Peg’s mind and body could not handle the shock of this. It had been too much, too quickly, on too beautiful of a misty morning. Peg’s heart could not keep up with the blood that shot in and out and to all the extremities of her body, even to the lump. Peg had a heart attack. She wobbled back and forth.
The man caught Peg. He was wearing a black robe. Peg saw rosary beads dangling from his habit.
“Would you like to be baptized?” the man asked Peg. Her eyes flickered and she breathed her labored breaths.
“Yes,” she said. “I’m dying.” The man pulled out a vial of holy water and poured it over Peg’s head. “In Nomine Patris. . . .”

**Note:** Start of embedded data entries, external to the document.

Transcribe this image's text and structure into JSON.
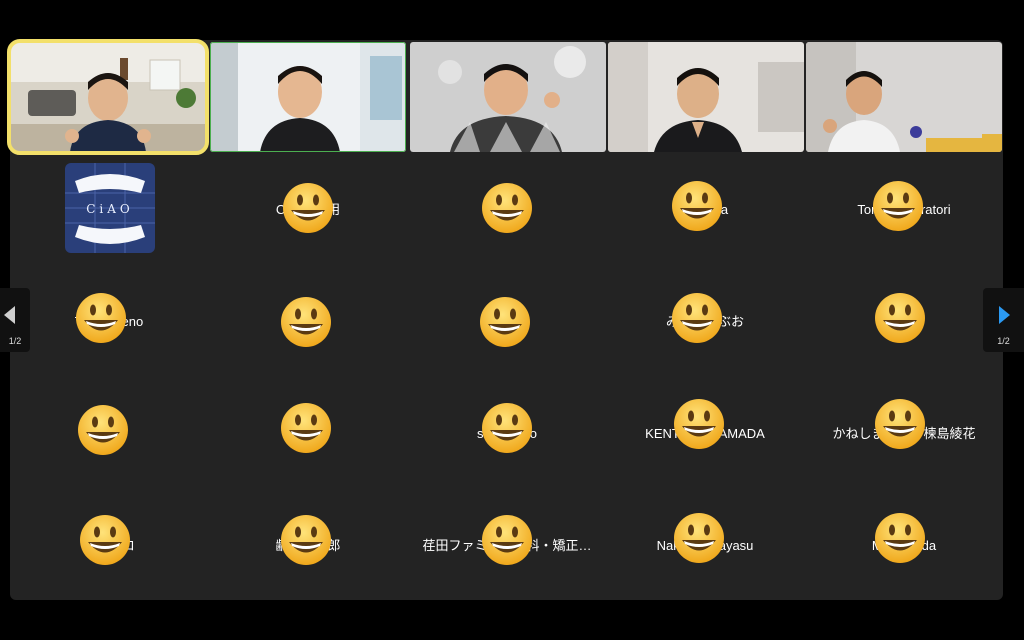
{
  "colors": {
    "panel_bg": "#232323",
    "active_speaker": "#f3e06a",
    "pinned": "#4caf50",
    "nav_arrow_active": "#2b9af3"
  },
  "video_participants": [
    {
      "id": "v1",
      "state": "active-speaker"
    },
    {
      "id": "v2",
      "state": "pinned"
    },
    {
      "id": "v3",
      "state": "normal"
    },
    {
      "id": "v4",
      "state": "normal"
    },
    {
      "id": "v5",
      "state": "normal"
    }
  ],
  "grid": [
    {
      "name": "",
      "avatar": "ciao-logo",
      "overlay": false
    },
    {
      "name": "Ci　　　用",
      "overlay": true
    },
    {
      "name": "",
      "overlay": true
    },
    {
      "name": "　　　a",
      "overlay": true
    },
    {
      "name": "Tom　　　ratori",
      "overlay": true
    },
    {
      "name": "T　　　eno",
      "overlay": true
    },
    {
      "name": "",
      "overlay": true
    },
    {
      "name": "",
      "overlay": true
    },
    {
      "name": "み　　　ぶお",
      "overlay": true
    },
    {
      "name": "",
      "overlay": true
    },
    {
      "name": "",
      "overlay": true
    },
    {
      "name": "",
      "overlay": true
    },
    {
      "name": "sa　　　o",
      "overlay": true
    },
    {
      "name": "KENT　　　AMADA",
      "overlay": true
    },
    {
      "name": "かねしま　　　楝島綾花",
      "overlay": true
    },
    {
      "name": "　　　コ",
      "overlay": true
    },
    {
      "name": "齢　　　郎",
      "overlay": true
    },
    {
      "name": "荏田ファミ　　　科・矯正…",
      "overlay": true
    },
    {
      "name": "Nak　　　ayasu",
      "overlay": true
    },
    {
      "name": "M　　　da",
      "overlay": true
    }
  ],
  "pagination": {
    "left_label": "1/2",
    "right_label": "1/2"
  }
}
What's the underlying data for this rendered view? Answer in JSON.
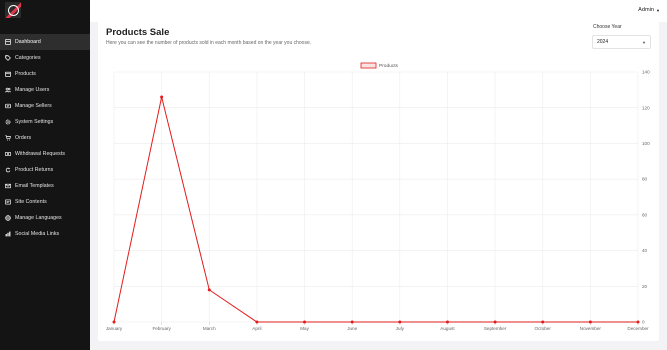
{
  "sidebar": {
    "items": [
      {
        "label": "Dashboard",
        "icon": "dashboard-icon",
        "active": true
      },
      {
        "label": "Categories",
        "icon": "tag-icon"
      },
      {
        "label": "Products",
        "icon": "box-icon"
      },
      {
        "label": "Manage Users",
        "icon": "users-icon"
      },
      {
        "label": "Manage Sellers",
        "icon": "id-card-icon"
      },
      {
        "label": "System Settings",
        "icon": "gear-icon"
      },
      {
        "label": "Orders",
        "icon": "cart-icon"
      },
      {
        "label": "Withdrawal Requests",
        "icon": "money-icon"
      },
      {
        "label": "Product Returns",
        "icon": "return-icon"
      },
      {
        "label": "Email Templates",
        "icon": "envelope-icon"
      },
      {
        "label": "Site Contents",
        "icon": "document-icon"
      },
      {
        "label": "Manage Languages",
        "icon": "globe-icon"
      },
      {
        "label": "Social Media Links",
        "icon": "share-icon"
      }
    ]
  },
  "header": {
    "user": "Admin"
  },
  "main": {
    "title": "Products Sale",
    "subtitle": "Here you can see the number of products sold in each month based on the year you choose.",
    "year_label": "Choose Year",
    "year_value": "2024"
  },
  "colors": {
    "accent": "#e0354b",
    "line": "#e21b1b",
    "sidebar": "#141414"
  },
  "chart_data": {
    "type": "line",
    "categories": [
      "January",
      "February",
      "March",
      "April",
      "May",
      "June",
      "July",
      "August",
      "September",
      "October",
      "November",
      "December"
    ],
    "series": [
      {
        "name": "Products",
        "values": [
          0,
          126,
          18,
          0,
          0,
          0,
          0,
          0,
          0,
          0,
          0,
          0
        ],
        "color": "#e21b1b"
      }
    ],
    "ylim": [
      0,
      140
    ],
    "yticks": [
      0,
      20,
      40,
      60,
      80,
      100,
      120,
      140
    ],
    "y_axis_side": "right",
    "grid": true,
    "legend": "top-center"
  }
}
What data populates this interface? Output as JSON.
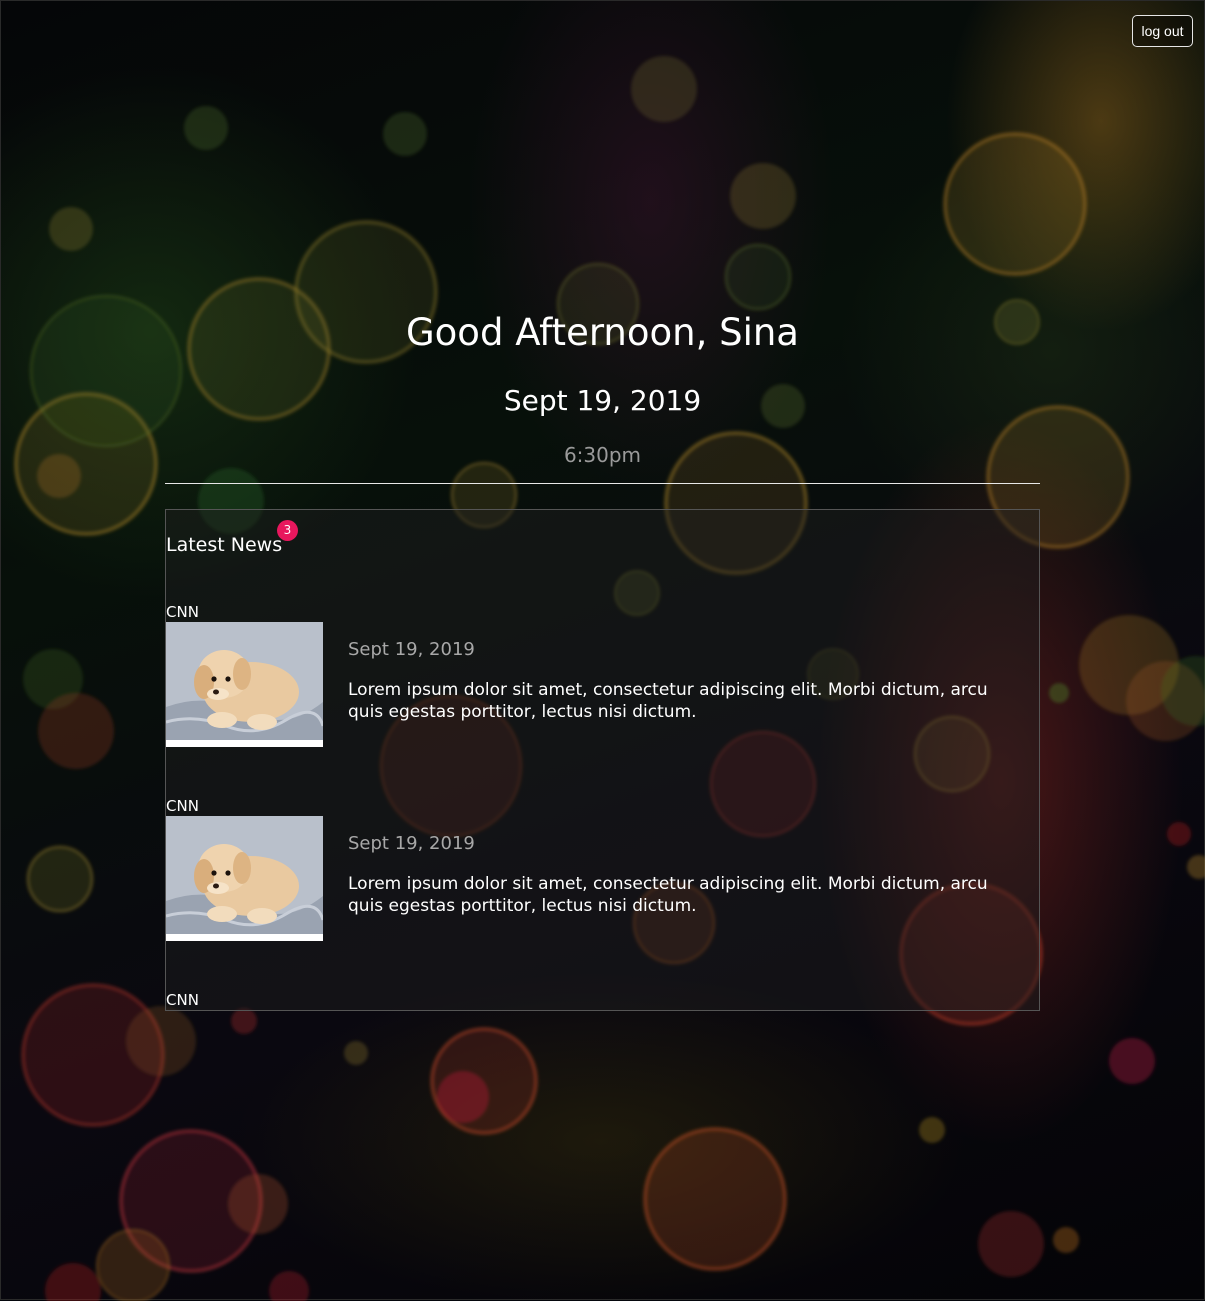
{
  "header": {
    "logout_label": "log out"
  },
  "hero": {
    "greeting": "Good Afternoon, Sina",
    "date": "Sept 19, 2019",
    "time": "6:30pm"
  },
  "news": {
    "title": "Latest News",
    "badge_count": "3",
    "articles": [
      {
        "source": "CNN",
        "date": "Sept 19, 2019",
        "text": "Lorem ipsum dolor sit amet, consectetur adipiscing elit. Morbi dictum, arcu quis egestas porttitor, lectus nisi dictum."
      },
      {
        "source": "CNN",
        "date": "Sept 19, 2019",
        "text": "Lorem ipsum dolor sit amet, consectetur adipiscing elit. Morbi dictum, arcu quis egestas porttitor, lectus nisi dictum."
      },
      {
        "source": "CNN"
      }
    ]
  },
  "colors": {
    "badge": "#e8175d",
    "muted_text": "#9a9a9a"
  }
}
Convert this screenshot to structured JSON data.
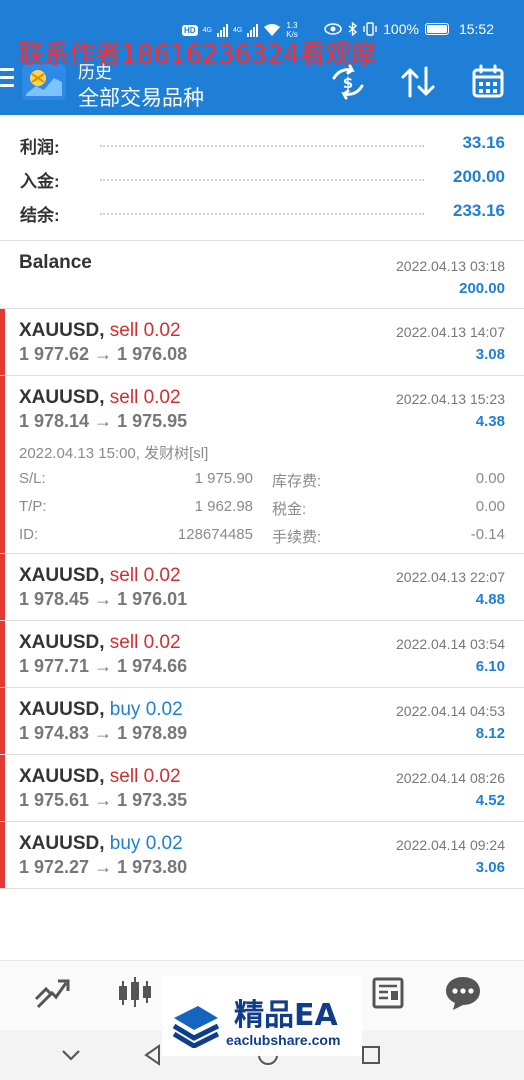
{
  "statusbar": {
    "hd_chip": "HD",
    "net_a": "4G",
    "net_b": "4G",
    "speed_value": "1.3",
    "speed_unit": "K/s",
    "battery": "100%",
    "time": "15:52"
  },
  "watermark_text": "联系作者18616236324看观摩",
  "header": {
    "subtitle": "历史",
    "title": "全部交易品种"
  },
  "summary": [
    {
      "label": "利润:",
      "value": "33.16"
    },
    {
      "label": "入金:",
      "value": "200.00"
    },
    {
      "label": "结余:",
      "value": "233.16"
    }
  ],
  "balance": {
    "label": "Balance",
    "time": "2022.04.13 03:18",
    "amount": "200.00"
  },
  "deals": [
    {
      "symbol": "XAUUSD,",
      "side": "sell 0.02",
      "side_type": "sell",
      "prices": "1 977.62 → 1 976.08",
      "time": "2022.04.13 14:07",
      "profit": "3.08"
    },
    {
      "symbol": "XAUUSD,",
      "side": "sell 0.02",
      "side_type": "sell",
      "prices": "1 978.14 → 1 975.95",
      "time": "2022.04.13 15:23",
      "profit": "4.38"
    },
    {
      "symbol": "XAUUSD,",
      "side": "sell 0.02",
      "side_type": "sell",
      "prices": "1 978.45 → 1 976.01",
      "time": "2022.04.13 22:07",
      "profit": "4.88"
    },
    {
      "symbol": "XAUUSD,",
      "side": "sell 0.02",
      "side_type": "sell",
      "prices": "1 977.71 → 1 974.66",
      "time": "2022.04.14 03:54",
      "profit": "6.10"
    },
    {
      "symbol": "XAUUSD,",
      "side": "buy 0.02",
      "side_type": "buy",
      "prices": "1 974.83 → 1 978.89",
      "time": "2022.04.14 04:53",
      "profit": "8.12"
    },
    {
      "symbol": "XAUUSD,",
      "side": "sell 0.02",
      "side_type": "sell",
      "prices": "1 975.61 → 1 973.35",
      "time": "2022.04.14 08:26",
      "profit": "4.52"
    },
    {
      "symbol": "XAUUSD,",
      "side": "buy 0.02",
      "side_type": "buy",
      "prices": "1 972.27 → 1 973.80",
      "time": "2022.04.14 09:24",
      "profit": "3.06"
    }
  ],
  "expanded": {
    "comment": "2022.04.13 15:00, 发财树[sl]",
    "sl_label": "S/L:",
    "sl_value": "1 975.90",
    "tp_label": "T/P:",
    "tp_value": "1 962.98",
    "id_label": "ID:",
    "id_value": "128674485",
    "swap_label": "库存费:",
    "swap_value": "0.00",
    "tax_label": "税金:",
    "tax_value": "0.00",
    "fee_label": "手续费:",
    "fee_value": "-0.14"
  },
  "ea_watermark": {
    "title": "精品EA",
    "url": "eaclubshare.com"
  },
  "colors": {
    "brand": "#1f7fd6",
    "sell": "#d32f2f",
    "accent": "#e53935"
  },
  "icons": {
    "header": [
      "currency-exchange-icon",
      "sort-icon",
      "calendar-icon"
    ],
    "tabs": [
      "trade-icon",
      "candlestick-chart-icon",
      "news-icon",
      "chat-icon"
    ],
    "nav": [
      "chevron-down-icon",
      "back-icon",
      "home-icon",
      "recents-icon"
    ]
  }
}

The man closed Peg’s eyelids after she was baptized to let her rest in peace. But she opened them again and whispered, “It’s not too late.” And with a last effort of body and will, Peg pulled a bottle from her pocket. It tumbled to the ground in the middle of the road; it rolled off her fingers and made a plastic clanking sound.
The bottle was from the supplement shoppe. The man opened it and found a Chinese fortune cookie inside. The tiny scroll read, “You are a holy fool.” He looked up into the sky and saw Peg’s spirit hovering near the sun. She smiled at him and floated backwards into a cloud. The man smiled back and yelled aloud, “Goodbye!”